Dès le 7 mai, le Conseil des droits de l’homme de l’ONU a tenu à souligner que l’absence de traitements avait provoqué la mort d’Alia, et a demandé une enquête sur les circonstances exactes de sa mort. Le même jour, l’Union européenne a accusé les autorités d’Abu Dhabi d’être restées sourdes aux appels à la libération anticipée d’Alia Abdel Nour, alors qu’elle était en phase terminale d’un cancer.
Tragique, la destinée brisée d’Alia Abdel Nour n’est malheureusement pas un accident, une exception.

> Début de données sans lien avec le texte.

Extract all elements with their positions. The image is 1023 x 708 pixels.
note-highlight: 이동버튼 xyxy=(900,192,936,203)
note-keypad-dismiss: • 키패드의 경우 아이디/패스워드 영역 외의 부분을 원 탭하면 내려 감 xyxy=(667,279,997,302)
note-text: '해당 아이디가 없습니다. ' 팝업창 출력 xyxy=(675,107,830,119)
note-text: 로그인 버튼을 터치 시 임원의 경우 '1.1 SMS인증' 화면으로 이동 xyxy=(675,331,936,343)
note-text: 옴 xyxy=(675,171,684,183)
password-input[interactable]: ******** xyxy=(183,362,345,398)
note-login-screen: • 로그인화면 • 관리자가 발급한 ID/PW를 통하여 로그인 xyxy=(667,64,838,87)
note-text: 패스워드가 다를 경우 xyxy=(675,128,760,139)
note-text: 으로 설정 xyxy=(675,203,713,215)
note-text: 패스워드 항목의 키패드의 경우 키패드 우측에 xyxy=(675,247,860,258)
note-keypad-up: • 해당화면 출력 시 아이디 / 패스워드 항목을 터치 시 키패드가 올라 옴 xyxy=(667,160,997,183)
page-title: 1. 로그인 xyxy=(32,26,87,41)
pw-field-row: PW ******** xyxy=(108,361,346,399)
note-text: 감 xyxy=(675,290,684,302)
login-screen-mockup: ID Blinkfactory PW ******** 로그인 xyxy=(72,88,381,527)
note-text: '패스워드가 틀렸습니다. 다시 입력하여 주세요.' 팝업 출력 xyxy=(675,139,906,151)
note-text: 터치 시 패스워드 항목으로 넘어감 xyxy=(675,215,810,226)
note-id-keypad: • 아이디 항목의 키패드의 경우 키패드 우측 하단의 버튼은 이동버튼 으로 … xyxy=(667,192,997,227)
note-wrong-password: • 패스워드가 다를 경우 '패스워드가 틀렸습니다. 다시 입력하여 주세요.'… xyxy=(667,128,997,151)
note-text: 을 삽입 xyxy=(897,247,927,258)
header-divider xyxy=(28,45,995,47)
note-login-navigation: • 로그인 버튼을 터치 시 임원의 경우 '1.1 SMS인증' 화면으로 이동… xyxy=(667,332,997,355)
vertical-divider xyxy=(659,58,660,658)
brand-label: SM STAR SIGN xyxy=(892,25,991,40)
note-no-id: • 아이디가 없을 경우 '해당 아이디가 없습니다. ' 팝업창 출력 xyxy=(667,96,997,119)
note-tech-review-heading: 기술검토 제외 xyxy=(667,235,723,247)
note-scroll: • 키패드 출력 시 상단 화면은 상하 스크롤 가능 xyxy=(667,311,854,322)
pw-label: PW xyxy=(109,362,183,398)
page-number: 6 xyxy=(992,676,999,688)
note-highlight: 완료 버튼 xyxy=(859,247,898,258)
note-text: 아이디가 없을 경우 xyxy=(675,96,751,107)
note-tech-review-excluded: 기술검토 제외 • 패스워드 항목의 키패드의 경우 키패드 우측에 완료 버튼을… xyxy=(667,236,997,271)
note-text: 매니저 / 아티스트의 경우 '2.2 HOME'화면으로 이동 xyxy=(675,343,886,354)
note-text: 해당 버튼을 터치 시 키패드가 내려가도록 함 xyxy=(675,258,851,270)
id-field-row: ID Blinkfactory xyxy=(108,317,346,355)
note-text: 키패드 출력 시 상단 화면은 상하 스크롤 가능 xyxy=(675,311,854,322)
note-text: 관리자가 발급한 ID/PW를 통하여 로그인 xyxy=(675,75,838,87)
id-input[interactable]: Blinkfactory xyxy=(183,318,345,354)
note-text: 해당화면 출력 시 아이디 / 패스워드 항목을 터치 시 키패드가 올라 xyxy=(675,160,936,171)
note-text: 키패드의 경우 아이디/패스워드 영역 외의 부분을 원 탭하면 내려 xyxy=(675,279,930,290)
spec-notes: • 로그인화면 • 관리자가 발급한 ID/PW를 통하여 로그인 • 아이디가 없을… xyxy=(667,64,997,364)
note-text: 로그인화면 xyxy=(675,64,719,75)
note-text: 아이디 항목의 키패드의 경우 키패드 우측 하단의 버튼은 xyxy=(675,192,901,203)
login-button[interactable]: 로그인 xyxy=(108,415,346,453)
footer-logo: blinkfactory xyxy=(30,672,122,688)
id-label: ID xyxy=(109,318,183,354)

Aux Émirats, liberté d’expression = crime
En mars 2017, c’est un défenseur reconnu des droits de l’homme, Ahmed Mansour, qui a été arrêté aux États arabes unis, pour « diffusions de fausses informations » sur les réseaux sociaux. Le fait est qu’il venait d’intervenir pour la libération d’Oussama Al Najjar, un pacifiste condamné à 10 ans de prison pour ses déclarations humanistes sur Twitter . Détenu au secret pendant plus d’un an, coupé de sa famille, sans avocat, il purge sa peine. Un éminent universitaire, Nsser Bin-Ghaith, a écopé de la même peine pour avoir émis des critiques sur la politique des autorités des Émirats arabes unis et de l’Égypte . Il avait entamé une grève de la faim pour protester contre ses conditions de détention, mais a du l’interrompre quand les autorités lui ont fait comprendre qu’elles allaient restreindre son droit de visite. Quant à l’universitaire britannique Matthew Hedges, arrêté en mai 2018 à l’aéroport d’Abu Dhabi alors qu’il allait rentrer en Angleterre, il n’a du son salut qu’aux pressions internationales, et a été « pardonné et libéré », après avoir été maintenu au secret, puis condamné à la prison à vie… Ainsi va la justice féodale des Émirats du Golf persique, principaux alliés de l’Arabie Saoudite dans la guerre d’extermination massive menée aux Yémen, et qui a déjà causé des centaines de milliers de morts.